Now the problem: If I strongly reference the NSTimer I create and invalidate and release the timer in -dealloc, the timer is never invalidated or released because -dealloc is never called, since the run loop maintains a strong reference to the target. So what can I do? If I cant hold a strong ref to the timer object, this is also bad because maybe I need a ref to it to be able to stop it. And a weak ref on a object is not good, because maybe i'm gonna access it when it's gone. So better have a retain on what I want to keep around.

How are you guys solving this? must the superview create the timer? is that better? or should i really just make a weak ref on it and keep in mind that the run loop holds a strong ref on my timer for me, as long as it's not invalidated?

+1  A: 

For views, I put relevant timers into viewControllers.

For other things which might go away on their own, I'd use the same strategy. The timer goes into a controller object, which itself refers (weakly) to the object which might go away on its own. The timer then prods the controlled object.
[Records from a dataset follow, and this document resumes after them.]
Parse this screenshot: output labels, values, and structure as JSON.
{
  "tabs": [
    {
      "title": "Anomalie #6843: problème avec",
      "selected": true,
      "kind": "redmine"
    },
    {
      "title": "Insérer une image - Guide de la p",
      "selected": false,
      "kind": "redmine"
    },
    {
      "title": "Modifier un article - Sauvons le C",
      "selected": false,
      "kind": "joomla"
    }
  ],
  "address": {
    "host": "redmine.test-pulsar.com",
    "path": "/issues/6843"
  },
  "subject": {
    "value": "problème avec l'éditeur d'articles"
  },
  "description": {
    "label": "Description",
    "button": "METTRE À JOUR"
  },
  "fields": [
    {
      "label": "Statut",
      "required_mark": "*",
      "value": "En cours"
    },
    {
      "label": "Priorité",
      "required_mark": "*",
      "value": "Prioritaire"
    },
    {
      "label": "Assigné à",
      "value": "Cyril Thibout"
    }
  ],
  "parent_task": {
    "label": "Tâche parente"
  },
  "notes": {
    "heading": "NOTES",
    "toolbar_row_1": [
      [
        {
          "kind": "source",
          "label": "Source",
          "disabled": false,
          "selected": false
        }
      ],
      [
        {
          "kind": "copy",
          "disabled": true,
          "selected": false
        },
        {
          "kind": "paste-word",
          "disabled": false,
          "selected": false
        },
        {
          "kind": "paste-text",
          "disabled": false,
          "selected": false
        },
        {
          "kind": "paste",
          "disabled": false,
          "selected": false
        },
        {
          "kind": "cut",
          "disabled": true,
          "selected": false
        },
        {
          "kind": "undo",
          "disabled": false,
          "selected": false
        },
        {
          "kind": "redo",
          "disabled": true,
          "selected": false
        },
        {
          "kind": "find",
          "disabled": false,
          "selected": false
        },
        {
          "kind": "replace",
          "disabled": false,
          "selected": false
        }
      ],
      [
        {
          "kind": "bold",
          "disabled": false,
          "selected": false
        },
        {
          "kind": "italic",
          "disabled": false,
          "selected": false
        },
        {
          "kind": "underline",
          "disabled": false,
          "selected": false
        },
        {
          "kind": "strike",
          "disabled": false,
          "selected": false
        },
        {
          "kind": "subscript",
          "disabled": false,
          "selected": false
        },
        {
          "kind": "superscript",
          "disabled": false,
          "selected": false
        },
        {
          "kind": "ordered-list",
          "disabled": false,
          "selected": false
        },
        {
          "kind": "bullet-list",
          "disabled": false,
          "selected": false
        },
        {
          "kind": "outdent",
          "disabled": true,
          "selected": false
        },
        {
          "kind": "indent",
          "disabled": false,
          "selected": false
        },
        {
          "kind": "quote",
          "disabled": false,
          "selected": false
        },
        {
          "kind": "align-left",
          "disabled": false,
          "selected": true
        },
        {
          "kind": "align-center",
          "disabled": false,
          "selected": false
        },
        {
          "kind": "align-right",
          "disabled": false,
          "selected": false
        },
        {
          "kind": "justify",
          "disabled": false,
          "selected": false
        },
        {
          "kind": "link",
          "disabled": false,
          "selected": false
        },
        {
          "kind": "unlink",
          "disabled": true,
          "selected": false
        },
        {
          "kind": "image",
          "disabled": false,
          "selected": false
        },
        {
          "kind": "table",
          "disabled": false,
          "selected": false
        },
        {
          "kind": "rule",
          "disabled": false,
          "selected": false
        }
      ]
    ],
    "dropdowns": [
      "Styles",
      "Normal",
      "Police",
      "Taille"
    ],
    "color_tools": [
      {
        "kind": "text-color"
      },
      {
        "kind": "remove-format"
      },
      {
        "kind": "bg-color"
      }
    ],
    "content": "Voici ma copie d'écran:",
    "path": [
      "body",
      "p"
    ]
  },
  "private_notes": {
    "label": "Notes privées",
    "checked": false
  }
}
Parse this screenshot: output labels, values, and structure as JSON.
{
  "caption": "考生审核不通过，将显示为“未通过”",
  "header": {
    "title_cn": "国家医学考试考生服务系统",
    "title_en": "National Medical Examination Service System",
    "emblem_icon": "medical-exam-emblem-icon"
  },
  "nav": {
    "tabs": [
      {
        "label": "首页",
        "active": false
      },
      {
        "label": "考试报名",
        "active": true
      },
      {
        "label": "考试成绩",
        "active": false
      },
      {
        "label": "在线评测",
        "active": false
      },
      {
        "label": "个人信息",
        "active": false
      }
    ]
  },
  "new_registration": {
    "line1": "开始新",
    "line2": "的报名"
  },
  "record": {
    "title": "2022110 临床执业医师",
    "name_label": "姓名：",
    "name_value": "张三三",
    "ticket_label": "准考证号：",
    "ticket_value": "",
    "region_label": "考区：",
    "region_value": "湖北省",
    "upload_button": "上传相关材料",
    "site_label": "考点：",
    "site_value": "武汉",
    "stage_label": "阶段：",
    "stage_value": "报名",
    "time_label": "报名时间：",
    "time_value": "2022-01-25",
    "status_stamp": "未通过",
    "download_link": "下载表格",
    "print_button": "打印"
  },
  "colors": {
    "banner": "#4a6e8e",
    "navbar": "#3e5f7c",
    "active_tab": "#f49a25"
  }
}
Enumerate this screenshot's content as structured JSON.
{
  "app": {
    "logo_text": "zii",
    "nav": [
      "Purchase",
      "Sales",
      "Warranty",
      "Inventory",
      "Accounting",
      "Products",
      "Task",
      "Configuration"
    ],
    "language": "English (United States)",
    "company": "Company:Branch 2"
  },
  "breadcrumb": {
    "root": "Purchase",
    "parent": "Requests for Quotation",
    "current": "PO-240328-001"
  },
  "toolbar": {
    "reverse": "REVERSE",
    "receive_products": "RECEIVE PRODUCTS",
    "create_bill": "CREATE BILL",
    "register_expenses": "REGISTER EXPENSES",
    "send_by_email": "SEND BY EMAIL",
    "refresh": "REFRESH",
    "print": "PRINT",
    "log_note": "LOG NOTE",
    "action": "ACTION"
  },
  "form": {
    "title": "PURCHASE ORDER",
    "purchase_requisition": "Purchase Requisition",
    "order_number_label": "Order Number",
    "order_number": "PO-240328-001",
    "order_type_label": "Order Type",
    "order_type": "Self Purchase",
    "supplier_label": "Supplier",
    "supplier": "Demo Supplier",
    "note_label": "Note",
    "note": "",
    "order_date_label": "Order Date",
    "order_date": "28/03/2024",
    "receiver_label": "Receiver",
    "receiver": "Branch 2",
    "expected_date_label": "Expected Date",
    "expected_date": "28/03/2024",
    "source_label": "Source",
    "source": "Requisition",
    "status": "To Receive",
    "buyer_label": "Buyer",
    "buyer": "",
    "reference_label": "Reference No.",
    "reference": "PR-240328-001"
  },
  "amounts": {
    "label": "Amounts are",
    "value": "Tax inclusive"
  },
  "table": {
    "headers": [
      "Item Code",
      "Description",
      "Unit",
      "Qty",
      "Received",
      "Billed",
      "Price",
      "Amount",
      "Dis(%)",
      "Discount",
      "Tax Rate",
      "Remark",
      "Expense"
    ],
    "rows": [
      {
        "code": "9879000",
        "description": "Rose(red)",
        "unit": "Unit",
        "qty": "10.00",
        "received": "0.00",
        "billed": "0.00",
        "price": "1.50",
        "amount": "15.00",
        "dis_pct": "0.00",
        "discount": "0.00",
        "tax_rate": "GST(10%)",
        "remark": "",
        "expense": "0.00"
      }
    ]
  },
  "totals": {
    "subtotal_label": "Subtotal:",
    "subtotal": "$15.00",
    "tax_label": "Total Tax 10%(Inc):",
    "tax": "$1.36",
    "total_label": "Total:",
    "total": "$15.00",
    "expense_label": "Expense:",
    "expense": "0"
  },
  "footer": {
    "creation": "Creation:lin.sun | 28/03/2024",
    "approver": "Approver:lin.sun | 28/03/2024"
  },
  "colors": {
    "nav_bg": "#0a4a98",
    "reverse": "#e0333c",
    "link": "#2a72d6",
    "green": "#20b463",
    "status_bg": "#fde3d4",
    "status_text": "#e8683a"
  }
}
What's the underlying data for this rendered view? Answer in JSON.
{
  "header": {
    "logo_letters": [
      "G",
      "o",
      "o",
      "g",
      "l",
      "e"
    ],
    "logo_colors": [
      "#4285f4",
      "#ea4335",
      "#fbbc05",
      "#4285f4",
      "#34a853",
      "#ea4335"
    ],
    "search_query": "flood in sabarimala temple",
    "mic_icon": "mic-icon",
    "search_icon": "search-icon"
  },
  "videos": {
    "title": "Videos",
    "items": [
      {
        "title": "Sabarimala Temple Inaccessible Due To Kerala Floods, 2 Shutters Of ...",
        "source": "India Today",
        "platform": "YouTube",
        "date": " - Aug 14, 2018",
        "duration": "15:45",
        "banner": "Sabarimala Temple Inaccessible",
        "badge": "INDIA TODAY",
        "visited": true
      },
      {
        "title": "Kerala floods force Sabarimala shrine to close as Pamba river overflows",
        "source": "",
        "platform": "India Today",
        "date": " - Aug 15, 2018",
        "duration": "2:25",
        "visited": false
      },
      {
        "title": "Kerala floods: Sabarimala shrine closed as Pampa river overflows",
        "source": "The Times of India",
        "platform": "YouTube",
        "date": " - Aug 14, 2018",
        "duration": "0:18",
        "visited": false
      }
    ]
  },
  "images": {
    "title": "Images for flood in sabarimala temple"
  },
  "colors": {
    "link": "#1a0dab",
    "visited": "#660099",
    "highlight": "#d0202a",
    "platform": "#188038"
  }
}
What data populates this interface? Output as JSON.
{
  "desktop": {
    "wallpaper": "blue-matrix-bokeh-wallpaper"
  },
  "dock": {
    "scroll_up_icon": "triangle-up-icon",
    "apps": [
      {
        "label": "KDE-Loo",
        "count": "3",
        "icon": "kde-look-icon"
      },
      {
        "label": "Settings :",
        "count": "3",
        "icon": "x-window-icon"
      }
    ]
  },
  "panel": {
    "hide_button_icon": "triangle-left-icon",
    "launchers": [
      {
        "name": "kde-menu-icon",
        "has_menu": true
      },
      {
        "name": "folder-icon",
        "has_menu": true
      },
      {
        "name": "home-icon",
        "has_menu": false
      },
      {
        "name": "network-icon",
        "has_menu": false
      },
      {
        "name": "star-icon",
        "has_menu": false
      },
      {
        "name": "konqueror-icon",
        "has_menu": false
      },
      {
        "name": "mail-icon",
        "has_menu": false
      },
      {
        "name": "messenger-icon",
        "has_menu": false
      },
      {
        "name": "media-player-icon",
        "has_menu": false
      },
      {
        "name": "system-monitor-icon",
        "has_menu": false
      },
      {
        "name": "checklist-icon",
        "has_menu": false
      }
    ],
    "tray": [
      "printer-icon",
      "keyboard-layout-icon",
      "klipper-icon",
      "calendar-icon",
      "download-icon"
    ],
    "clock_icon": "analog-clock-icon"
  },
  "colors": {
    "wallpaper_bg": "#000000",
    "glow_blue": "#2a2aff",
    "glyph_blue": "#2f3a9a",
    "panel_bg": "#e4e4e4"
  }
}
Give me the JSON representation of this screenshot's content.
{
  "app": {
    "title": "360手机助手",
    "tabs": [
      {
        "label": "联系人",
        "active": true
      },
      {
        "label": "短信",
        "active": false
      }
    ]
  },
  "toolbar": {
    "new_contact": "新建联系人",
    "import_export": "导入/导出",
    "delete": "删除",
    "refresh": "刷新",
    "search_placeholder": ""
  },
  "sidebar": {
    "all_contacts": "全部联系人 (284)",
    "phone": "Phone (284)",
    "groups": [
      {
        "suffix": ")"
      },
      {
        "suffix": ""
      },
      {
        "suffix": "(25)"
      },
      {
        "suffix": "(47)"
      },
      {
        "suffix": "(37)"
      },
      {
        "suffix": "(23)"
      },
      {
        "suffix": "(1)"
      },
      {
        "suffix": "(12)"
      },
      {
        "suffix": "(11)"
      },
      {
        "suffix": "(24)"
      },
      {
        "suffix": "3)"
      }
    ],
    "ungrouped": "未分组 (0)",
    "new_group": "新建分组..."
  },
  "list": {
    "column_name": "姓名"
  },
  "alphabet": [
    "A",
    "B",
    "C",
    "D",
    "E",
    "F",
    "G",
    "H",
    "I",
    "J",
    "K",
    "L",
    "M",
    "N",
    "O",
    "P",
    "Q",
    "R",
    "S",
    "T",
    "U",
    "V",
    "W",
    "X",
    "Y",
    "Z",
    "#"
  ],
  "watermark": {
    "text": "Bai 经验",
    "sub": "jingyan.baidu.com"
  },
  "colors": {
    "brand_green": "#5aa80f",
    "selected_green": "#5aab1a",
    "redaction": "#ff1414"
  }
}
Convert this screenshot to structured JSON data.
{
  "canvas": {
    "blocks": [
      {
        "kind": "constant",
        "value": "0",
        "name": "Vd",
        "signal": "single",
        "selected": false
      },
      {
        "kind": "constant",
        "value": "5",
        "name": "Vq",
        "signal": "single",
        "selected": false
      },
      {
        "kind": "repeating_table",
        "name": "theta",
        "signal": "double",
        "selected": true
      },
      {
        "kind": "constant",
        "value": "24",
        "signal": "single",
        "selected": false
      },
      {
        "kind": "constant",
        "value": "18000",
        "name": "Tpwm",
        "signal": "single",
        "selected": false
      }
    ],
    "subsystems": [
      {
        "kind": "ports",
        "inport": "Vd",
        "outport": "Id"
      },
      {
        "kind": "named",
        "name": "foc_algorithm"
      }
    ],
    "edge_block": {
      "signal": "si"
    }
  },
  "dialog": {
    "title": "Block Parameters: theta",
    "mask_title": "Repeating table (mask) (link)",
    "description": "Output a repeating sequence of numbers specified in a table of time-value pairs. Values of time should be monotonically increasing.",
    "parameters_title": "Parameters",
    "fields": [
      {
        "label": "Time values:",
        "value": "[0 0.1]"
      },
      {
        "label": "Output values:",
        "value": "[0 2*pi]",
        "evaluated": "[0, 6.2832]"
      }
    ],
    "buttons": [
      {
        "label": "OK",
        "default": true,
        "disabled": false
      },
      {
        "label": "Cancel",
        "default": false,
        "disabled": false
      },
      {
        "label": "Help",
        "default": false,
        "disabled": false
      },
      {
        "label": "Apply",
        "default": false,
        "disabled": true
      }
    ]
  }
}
Oftentimes, though, I'm fine with having a strong reference to something. As long as it tells me before it goes away, I can null out my reference -- [nil anyMessage] succeeds ....

Joseph Beckenbach
+4  A: 

For timers in View Controllers, my practice is:

scheduledTimerWithTimeInterval in viewDidAppear:

then

invalidate it in viewWillDisapper:
ohho
+3  A: 

Treat the lifetime of the timer target as being on screen, not between init and dealloc.

For UIView do something like this:

-(void) willMoveToSuperview:(UIView *)newSuperview { [self runMyTimer:newSuperview != nil]; }

For UIViewController do something like this:

-(void) viewWillAppear:(BOOL)inAnimated { [self runMyTimer:YES]; }
-(void) viewDidDisppear:(BOOL)inAnimated { [self runMyTimer:NO]; }

Using something like this:

-(void) runMyTimer:(BOOL)inRun {
  if ( inRun ) {
    if ( !myTimer ) myTimer = [[NSTimer scheduled...] retain];
  } else {
    if ( myTimer ) {
      [myTimer invalidate];
      [myTimer release];
      myTimer = nil;
    }
  }
}

And for completeness you can call [self runMyTimer:NO] in dealloc.